Key to this idea is the feedback loop (noun) but also the idea that feedback “loops” (verb). As we introduce new information these loops begin to overlap, almost creating a spiral effect and, where they overlap, areas of persistent error that require teachers to build this into future planning alongside new information. (I will be writing about this in more detail in the coming months and also speaking about it at Teaching & Learning Takeover in Southampton in October) AfL, or a Formative approach to assessment allows us to collect this information and adapt future lessons rather than following module plans or lesson plans slavishly in a content driven nightmare. It was Black & Wiliam that first advocated the primacy of feedback before The Sutton Trust or Hattie, but they, themselves acknowledge that they stand on the shoulders of the studies that they based their initial work on too.

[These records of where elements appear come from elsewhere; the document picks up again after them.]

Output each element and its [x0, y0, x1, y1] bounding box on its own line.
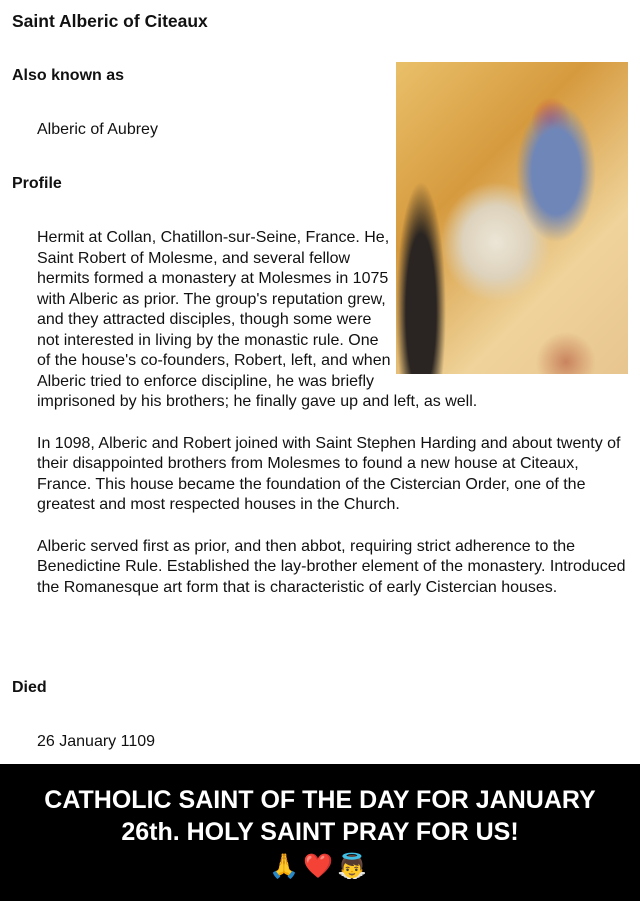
profile-body [37, 228, 627, 619]
profile-paragraph: Alberic served first as prior, and then abbot, requiring strict adherence to the Benedictine Rule. Established the lay-brother element of the monastery. Introduced the Romanesque art form that is characteristic of early Cistercian houses. [37, 537, 626, 596]
banner-text: CATHOLIC SAINT OF THE DAY FOR JANUARY 26th. HOLY SAINT PRAY FOR US! [44, 786, 596, 846]
profile-paragraph [37, 228, 627, 413]
died-heading: Died [12, 679, 47, 696]
profile-heading: Profile [12, 175, 62, 192]
profile-paragraph: In 1098, Alberic and Robert joined with Saint Stephen Harding and about twenty of their disappointed brothers from Molesmes to found a new house at Citeaux, France. This house became the foundation of the Cistercian Order, one of the greatest and most respected houses in the Church. [37, 434, 621, 513]
banner-emojis: 🙏❤️👼 [269, 853, 371, 880]
also-known-as-value: Alberic of Aubrey [37, 121, 158, 138]
died-value: 26 January 1109 [37, 733, 156, 750]
page-title: Saint Alberic of Citeaux [12, 11, 208, 31]
also-known-as-heading: Also known as [12, 67, 125, 84]
profile-paragraph-text: Hermit at Collan, Chatillon-sur-Seine, France. He, Saint Robert of Molesme, and several fellow hermits formed a monastery at Molesmes in 1075 with Alberic as prior. The group's reputation grew, and they attracted disciples, though some were not interested in living by the monastic rule. One of the house's co-founders, Robert, left, and when Alberic tried to enforce discipline, he was briefly imprisoned by his brothers; he finally gave up and left, as well. [37, 229, 478, 410]
caption-banner [0, 764, 640, 901]
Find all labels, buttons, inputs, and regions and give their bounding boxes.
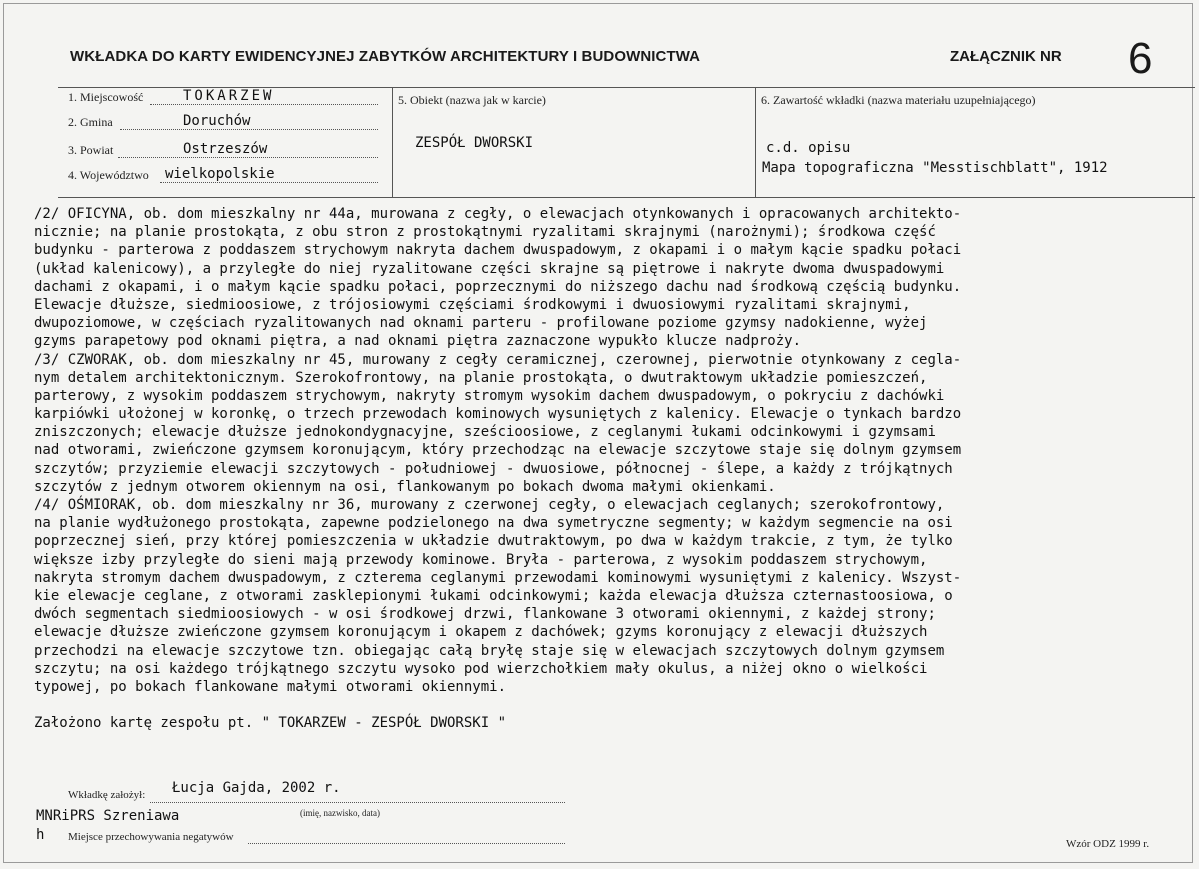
- description-line: większe izby przyległe do sieni mają przewody kominowe. Bryła - parterowa, z wysokim poddaszem strychowym,: [34, 551, 928, 568]
- description-line: /4/ OŚMIORAK, ob. dom mieszkalny nr 36, murowany z czerwonej cegły, o elewacjach ceglanych; szerokofrontowy,: [34, 497, 945, 513]
- place-field: [68, 88, 378, 108]
- author-dots: [150, 802, 565, 803]
- description-line: dwóch segmentach siedmioosiowych - w osi środkowej drzwi, flankowane 3 otworami okiennymi, z każdej strony;: [34, 606, 936, 623]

It’s seductive to imagine that what we’ve been told all this time is nonsense. It’s often more challenging to consider what you know works and how this can be salvaged within an education “industry” that is hungry for newer ideas that may provide the panacea to all our ills. AfL or Formative Assessment was here well before this in the practice of many colleagues far more experienced than me and is one of the key frameworks within which much of the more recently discussed ideas, including those from the more easily digestible tomes of neuroscience, fit.
Cards on the table, for the past five years I’ve been an AST whose specialisms are, at least on paper: English & Assessment for Learning. I have spent a lot of that time trying to undo some of the poor implementation of AfL and aiming to persuade colleagues of its worth as a way to structure the delivery of much of what they do. I just couldn’t let it lie.